Jennifer Dudley-Nicholson |

Almost half of environmental experts using the social network now known as X have abandoned it.
Almost half of environmental experts using the social network now known as X have abandoned it.

Almost half of the environmental experts on the social media network formerly known as Twitter have abandoned the platform in a trend one study found could damage climate change discourse.

The research, published in the Trends in Ecology and Evolution journal on Wednesday, also found public discussions about the environment, biodiversity and natural disasters on the platform are dwindling faster than other topics due to the expert exodus. 

The findings follow a series of major changes at the network now called X, including cuts to staff and content moderation, the removal of user verification, and content limits that experts say have fuelled a wider withdrawal.

The study, conducted at Pomona College in California, looked at a sample of 380,000 “environmentally oriented” Twitter users who posted to the network at least once every 15 days.

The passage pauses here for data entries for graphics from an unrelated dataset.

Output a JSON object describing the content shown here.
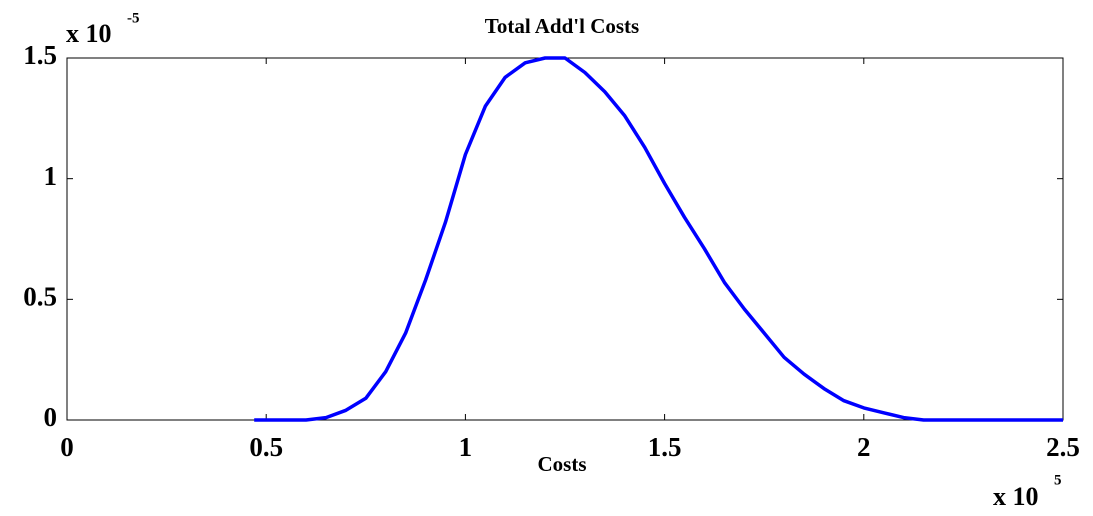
{
  "chart_data": {
    "type": "line",
    "title": "Total Add'l Costs",
    "x_label": "Costs",
    "x_multiplier": {
      "base": "x 10",
      "exponent": "5"
    },
    "y_multiplier": {
      "base": "x 10",
      "exponent": "-5"
    },
    "color": "#0000ff",
    "x": [
      0.47,
      0.6,
      0.65,
      0.7,
      0.75,
      0.8,
      0.85,
      0.9,
      0.95,
      1.0,
      1.05,
      1.1,
      1.15,
      1.2,
      1.25,
      1.3,
      1.35,
      1.4,
      1.45,
      1.5,
      1.55,
      1.6,
      1.65,
      1.7,
      1.75,
      1.8,
      1.85,
      1.9,
      1.95,
      2.0,
      2.05,
      2.1,
      2.15,
      2.2,
      2.5
    ],
    "values": [
      0,
      0,
      0.01,
      0.04,
      0.09,
      0.2,
      0.36,
      0.58,
      0.82,
      1.1,
      1.3,
      1.42,
      1.48,
      1.5,
      1.5,
      1.44,
      1.36,
      1.26,
      1.13,
      0.98,
      0.84,
      0.71,
      0.57,
      0.46,
      0.36,
      0.26,
      0.19,
      0.13,
      0.08,
      0.05,
      0.03,
      0.01,
      0,
      0,
      0
    ],
    "xlim": [
      0,
      2.5
    ],
    "xticks": [
      0,
      0.5,
      1,
      1.5,
      2,
      2.5
    ],
    "ylim": [
      0,
      1.5
    ],
    "yticks": [
      0,
      0.5,
      1,
      1.5
    ],
    "grid": false
  }
}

The group included ecologists, social scientists, conservationists, policymakers and climate interest groups.

Researchers compared their Twitter use with a group of 458,000 users who posted about politics, starting from October 2022 when entrepreneur Elon Musk bought and took over the network.

After six months, only 52.5 per cent of environmental experts were still actively using the social network, the study found, compared to 79.4 per cent of political posters.

“The rapid decline in active users raises alarm bells and signifies a substantial loss for the conservation community,” the study said.

“The exodus of environmental users on Twitter is an existential threat to the primary mode used to disseminate information, mobilise diverse audiences and analyse its data to track contemporary debate and sentiments around… biodiversity loss and climate change.”

The report found changes to content moderation on the platform may have contributed to the user decline, as well as increased levels of “hate speech,” reduced access to data, and service outages.

Swinburne University senior lecturer Dr Belinda Barnet said the findings were disturbing and revealed the real impact of changes made to the social network, including removing verification for users such as environmental researchers.

“Twitter did play a really important role in public discourse, which is why Musk took it over,” she said.

“It gave activists and people who wanted to get a message out a very quick route to the ear of the media and that was a large part of its power.”

Dr Barnet said the social network’s audience had become “fragmented” as Twitter users tried microblogging competitors to replace it but none offered the same reach.

“I know a lot of people who have moved to Bluesky and Mastodon, even Threads, just to try and find that environment again where they can talk about issues that matter to them,” she said.

“But if you haven’t got that audience, you’ve lost the network effect.”